Review of the Reviews

Our round-up of what the nation’s restaurant critics were writing about in the week up to 30th November 2025, when reviews were thin on the ground as newspapers turned their focus towards seasonal features and end-of-year compilations  

London Standard

Crisp Pizza at The Marlborough, Mayfair

David Ellis nabbed a reservation directly from founder Carl McCluskey (“perks of the job and all that”) at this new pizzeria/pub in Mayfair, a follow-up to the original in Hammersmith that many critics (including Harden’s respondents) rate as London’s best pizza venue. Normal mortals, David suggested, have to endure a long queue or chase an online reservation that never quite materialises.

The pizzas are pretty well unchanged from the OG – “why mess with a formula that so evidently works?” – and come in a narrow choice of eight flavours, with a thin, crisp crust that is close to the New York style and dough blistered as in Naples.

As for the pub part of the equation, there’s a sign reading ‘Come for the pizza, stay for the Guinness’, betraying the involvement of Charlie Carroll and Oisín Rogers of The Devonshire, while the dining room’s bare brick walls and steakhouse-red leather banquettes evoke New York and is “actually rather gorgeous. It hums and crackles with a babbling crowd”. 
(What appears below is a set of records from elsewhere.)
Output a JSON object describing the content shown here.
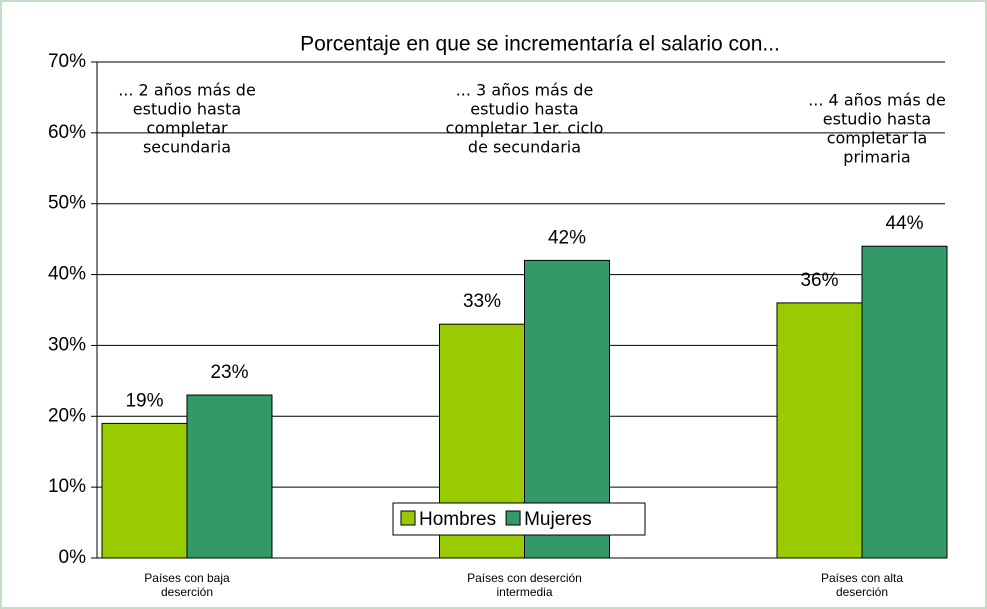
{
  "chart_data": {
    "type": "bar",
    "title": "Porcentaje en que se incrementaría el salario con...",
    "categories": [
      "Países con baja deserción",
      "Países con deserción intermedia",
      "Países con alta deserción"
    ],
    "annotations": [
      [
        "... 2 años más de",
        "estudio hasta",
        "completar",
        "secundaria"
      ],
      [
        "... 3 años más de",
        "estudio hasta",
        "completar 1er. ciclo",
        "de secundaria"
      ],
      [
        "... 4 años más de",
        "estudio hasta",
        "completar la",
        "primaria"
      ]
    ],
    "series": [
      {
        "name": "Hombres",
        "color": "#99cc00",
        "values": [
          19,
          33,
          36
        ],
        "value_labels": [
          "19%",
          "33%",
          "36%"
        ]
      },
      {
        "name": "Mujeres",
        "color": "#339966",
        "values": [
          23,
          42,
          44
        ],
        "value_labels": [
          "23%",
          "42%",
          "44%"
        ]
      }
    ],
    "ylim": [
      0,
      70
    ],
    "yticks": [
      {
        "value": 0,
        "label": "0%"
      },
      {
        "value": 10,
        "label": "10%"
      },
      {
        "value": 20,
        "label": "20%"
      },
      {
        "value": 30,
        "label": "30%"
      },
      {
        "value": 40,
        "label": "40%"
      },
      {
        "value": 50,
        "label": "50%"
      },
      {
        "value": 60,
        "label": "60%"
      },
      {
        "value": 70,
        "label": "70%"
      }
    ],
    "grid": true,
    "legend": "bottom"
  }
}
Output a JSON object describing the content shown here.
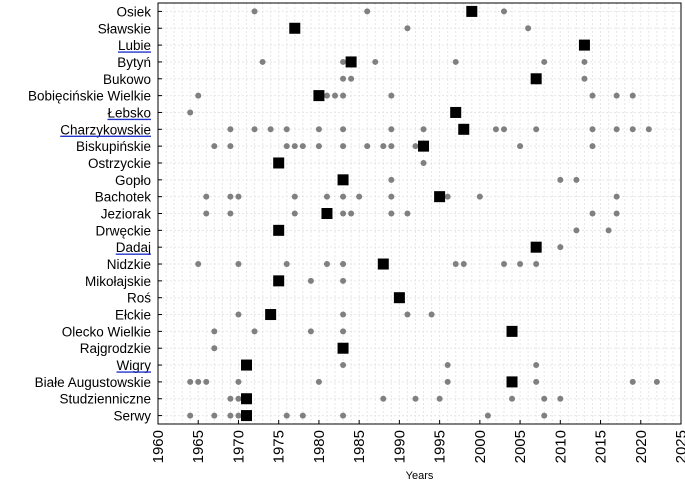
{
  "chart_data": {
    "type": "scatter",
    "xlabel": "Years",
    "xlim": [
      1960,
      2025
    ],
    "xticks": [
      1960,
      1965,
      1970,
      1975,
      1980,
      1985,
      1990,
      1995,
      2000,
      2005,
      2010,
      2015,
      2020,
      2025
    ],
    "grid": true,
    "categories": [
      "Osiek",
      "Sławskie",
      "Lubie",
      "Bytyń",
      "Bukowo",
      "Bobięcińskie Wielkie",
      "Łebsko",
      "Charzykowskie",
      "Biskupińskie",
      "Ostrzyckie",
      "Gopło",
      "Bachotek",
      "Jeziorak",
      "Drwęckie",
      "Dadaj",
      "Nidzkie",
      "Mikołajskie",
      "Roś",
      "Ełckie",
      "Olecko Wielkie",
      "Rajgrodzkie",
      "Wigry",
      "Białe Augustowskie",
      "Studzienniczne",
      "Serwy"
    ],
    "underlined_categories": [
      "Lubie",
      "Łebsko",
      "Charzykowskie",
      "Dadaj",
      "Wigry"
    ],
    "series": [
      {
        "marker": "circle",
        "color": "#808080",
        "points": {
          "Osiek": [
            1972,
            1986,
            2003
          ],
          "Sławskie": [
            1991,
            2006
          ],
          "Lubie": [],
          "Bytyń": [
            1973,
            1983,
            1987,
            1997,
            2008,
            2013
          ],
          "Bukowo": [
            1983,
            1984,
            2013
          ],
          "Bobięcińskie Wielkie": [
            1965,
            1981,
            1982,
            1983,
            1989,
            2014,
            2017,
            2019
          ],
          "Łebsko": [
            1964
          ],
          "Charzykowskie": [
            1969,
            1972,
            1974,
            1976,
            1980,
            1983,
            1989,
            1993,
            2002,
            2003,
            2007,
            2014,
            2017,
            2019,
            2021
          ],
          "Biskupińskie": [
            1967,
            1969,
            1976,
            1977,
            1978,
            1980,
            1983,
            1986,
            1988,
            1989,
            1992,
            2005,
            2014
          ],
          "Ostrzyckie": [
            1993
          ],
          "Gopło": [
            1989,
            2010,
            2012
          ],
          "Bachotek": [
            1966,
            1969,
            1970,
            1977,
            1981,
            1983,
            1985,
            1989,
            1996,
            2000,
            2017
          ],
          "Jeziorak": [
            1966,
            1969,
            1977,
            1983,
            1984,
            1989,
            1991,
            2014,
            2017
          ],
          "Drwęckie": [
            2012,
            2016
          ],
          "Dadaj": [
            2010
          ],
          "Nidzkie": [
            1965,
            1970,
            1976,
            1981,
            1983,
            1997,
            1998,
            2003,
            2005,
            2007
          ],
          "Mikołajskie": [
            1979,
            1983
          ],
          "Roś": [],
          "Ełckie": [
            1970,
            1983,
            1991,
            1994
          ],
          "Olecko Wielkie": [
            1967,
            1972,
            1979,
            1983
          ],
          "Rajgrodzkie": [
            1967
          ],
          "Wigry": [
            1983,
            1996,
            2007
          ],
          "Białe Augustowskie": [
            1964,
            1965,
            1966,
            1970,
            1980,
            1996,
            2007,
            2019,
            2022
          ],
          "Studzienniczne": [
            1969,
            1970,
            1988,
            1992,
            1995,
            2004,
            2008,
            2010
          ],
          "Serwy": [
            1964,
            1967,
            1969,
            1970,
            1976,
            1978,
            1983,
            2001,
            2008
          ]
        }
      },
      {
        "marker": "square",
        "color": "#000000",
        "points": {
          "Osiek": [
            1999
          ],
          "Sławskie": [
            1977
          ],
          "Lubie": [
            2013
          ],
          "Bytyń": [
            1984
          ],
          "Bukowo": [
            2007
          ],
          "Bobięcińskie Wielkie": [
            1980
          ],
          "Łebsko": [
            1997
          ],
          "Charzykowskie": [
            1998
          ],
          "Biskupińskie": [
            1993
          ],
          "Ostrzyckie": [
            1975
          ],
          "Gopło": [
            1983
          ],
          "Bachotek": [
            1995
          ],
          "Jeziorak": [
            1981
          ],
          "Drwęckie": [
            1975
          ],
          "Dadaj": [
            2007
          ],
          "Nidzkie": [
            1988
          ],
          "Mikołajskie": [
            1975
          ],
          "Roś": [
            1990
          ],
          "Ełckie": [
            1974
          ],
          "Olecko Wielkie": [
            2004
          ],
          "Rajgrodzkie": [
            1983
          ],
          "Wigry": [
            1971
          ],
          "Białe Augustowskie": [
            2004
          ],
          "Studzienniczne": [
            1971
          ],
          "Serwy": [
            1971
          ]
        }
      }
    ]
  }
}
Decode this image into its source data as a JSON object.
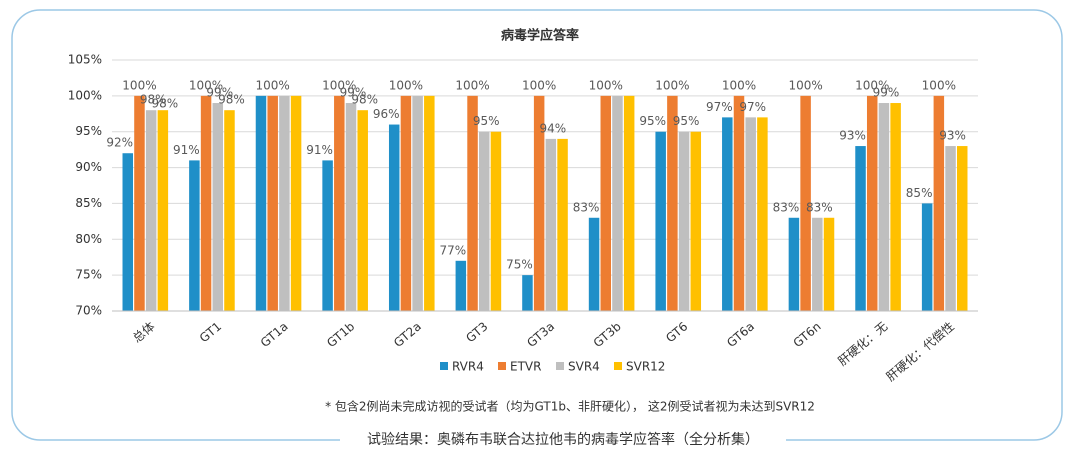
{
  "chart_data": {
    "type": "bar",
    "title": "病毒学应答率",
    "categories": [
      "总体",
      "GT1",
      "GT1a",
      "GT1b",
      "GT2a",
      "GT3",
      "GT3a",
      "GT3b",
      "GT6",
      "GT6a",
      "GT6n",
      "肝硬化：无",
      "肝硬化：代偿性"
    ],
    "series": [
      {
        "name": "RVR4",
        "color": "#1f8fc8",
        "values": [
          92,
          91,
          100,
          91,
          96,
          77,
          75,
          83,
          95,
          97,
          83,
          93,
          85
        ],
        "value_labels": [
          "92%",
          "91%",
          null,
          "91%",
          "96%",
          "77%",
          "75%",
          "83%",
          "95%",
          "97%",
          "83%",
          "93%",
          "85%"
        ]
      },
      {
        "name": "ETVR",
        "color": "#ed7d31",
        "values": [
          100,
          100,
          100,
          100,
          100,
          100,
          100,
          100,
          100,
          100,
          100,
          100,
          100
        ],
        "value_labels": [
          "100%",
          "100%",
          "100%",
          "100%",
          "100%",
          "100%",
          "100%",
          "100%",
          "100%",
          "100%",
          "100%",
          "100%",
          "100%"
        ]
      },
      {
        "name": "SVR4",
        "color": "#bfbfbf",
        "values": [
          98,
          99,
          100,
          99,
          100,
          95,
          94,
          100,
          95,
          97,
          83,
          99,
          93
        ],
        "value_labels": [
          "98%",
          "99%",
          null,
          "99%",
          null,
          "95%",
          "94%",
          null,
          "95%",
          "97%",
          "83%",
          "99%",
          "93%"
        ]
      },
      {
        "name": "SVR12",
        "color": "#ffc000",
        "values": [
          98,
          98,
          100,
          98,
          100,
          95,
          94,
          100,
          95,
          97,
          83,
          99,
          93
        ],
        "value_labels": [
          "98%",
          "98%",
          null,
          "98%",
          null,
          null,
          null,
          null,
          null,
          null,
          null,
          null,
          null
        ]
      }
    ],
    "ylim": [
      70,
      105
    ],
    "yticks": [
      {
        "value": 70,
        "label": "70%"
      },
      {
        "value": 75,
        "label": "75%"
      },
      {
        "value": 80,
        "label": "80%"
      },
      {
        "value": 85,
        "label": "85%"
      },
      {
        "value": 90,
        "label": "90%"
      },
      {
        "value": 95,
        "label": "95%"
      },
      {
        "value": 100,
        "label": "100%"
      },
      {
        "value": 105,
        "label": "105%"
      }
    ],
    "grid": true,
    "legend": "bottom",
    "footnote": "* 包含2例尚未完成访视的受试者（均为GT1b、非肝硬化）， 这2例受试者视为未达到SVR12",
    "caption": "试验结果：奥磷布韦联合达拉他韦的病毒学应答率（全分析集）"
  }
}
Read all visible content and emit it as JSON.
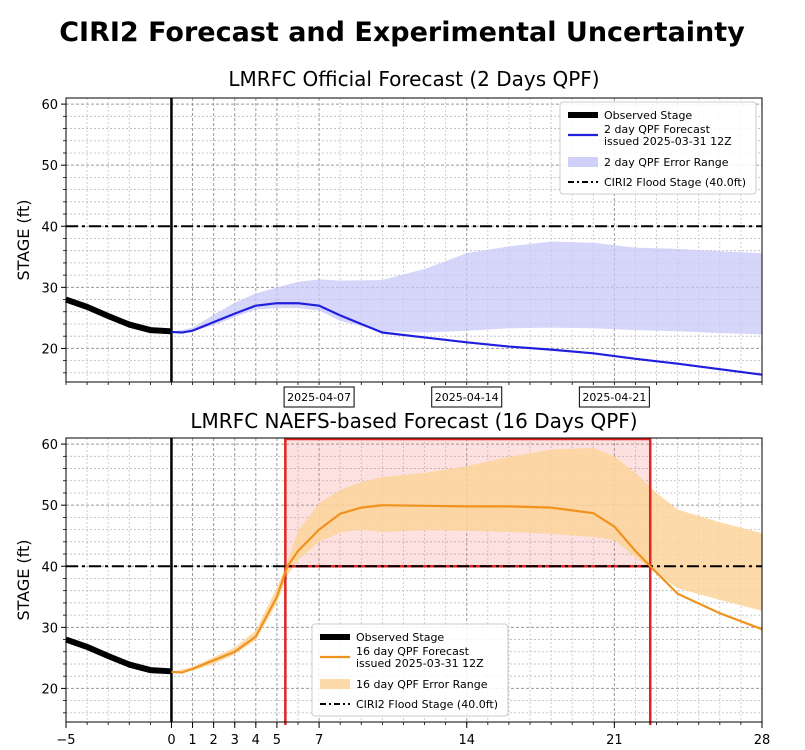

All in all, then, “a beautiful room serving the same pizza that made it so big in Hammersmith… Is it worth queuing five hours for? I can’t answer.”

*****

The Times 

Franc, Canterbury

After moaning recently about the price of wine in restaurants, Giles Coren was delighted to have found one “with a short, elegant list, heavy on the Rhône, Loire and Languedoc…, but also with a bit of Burgundy and Bordeaux, with 17 whites starting at £30 and ending at £84”.

“The bad news,” Giles noted, “is… it’s in Canterbury. Although that’s not bad news if you live in Canterbury.” In fact, all the news was good about this new venture from Polly Pleasence (daughter of the great actor Donald) and David Hart, formerly of the Folkestone Wine Company, who are “making life liveable and the business viable by serving a great meal from a small kitchen, with one of the most approachable wine lists in the country”.

This wine bar with an upstairs dining room is set in the “gorgeous Tudor gatehouse to the St John’s Hospital almshouses”, and Giles plus two pals made a day of it with half a dozen oysters and “unbelievably sweet” Scottish langoustines accompanied by “impeccable aioli”; a plate of fat, peppery coppa; egg mayonnaise, split and topped with avruga caviar; some “superb, coarse pâté de campagne”; “excellent” scallops in a Bercy sauce, a no-choice main of halibut (it was a Friday), and a rich chocolate marquise. 

***

The Silver Darling, Aberdeen

Chitra Ramaswamy enjoyed some “simply delicious” oysters and scallops along with the sea views at this “institution” with a “stunning setting” overlooking Aberdeen harbour. Service, though, was “patchy”.

*****

Daily Mail 

Namo, Brighton

Tom Parker Bowles lunched at a Thai restaurant in the Lanes that is a “definite cut above your average over-sweet, under-powered Siam-style crowd-pleaser”, having started out under lockdown as a delivery service from chef-owner Bookie’s home kitchen.

The grilled chicken, grilled beef and fried squid he sampled showed a “mellow subtlety”, a “sly, dry heat, a good lime kick and sweet herbal sigh”.

“The food at Namo is not about blowing one’s head off or overdoing the funk, rather skilled, resolutely modern Thai cookery that manages to meld the traditional with the more personal. Prices are reasonable, the service lovely and the dinner menu looks more interesting still. I cannot wait to come back.”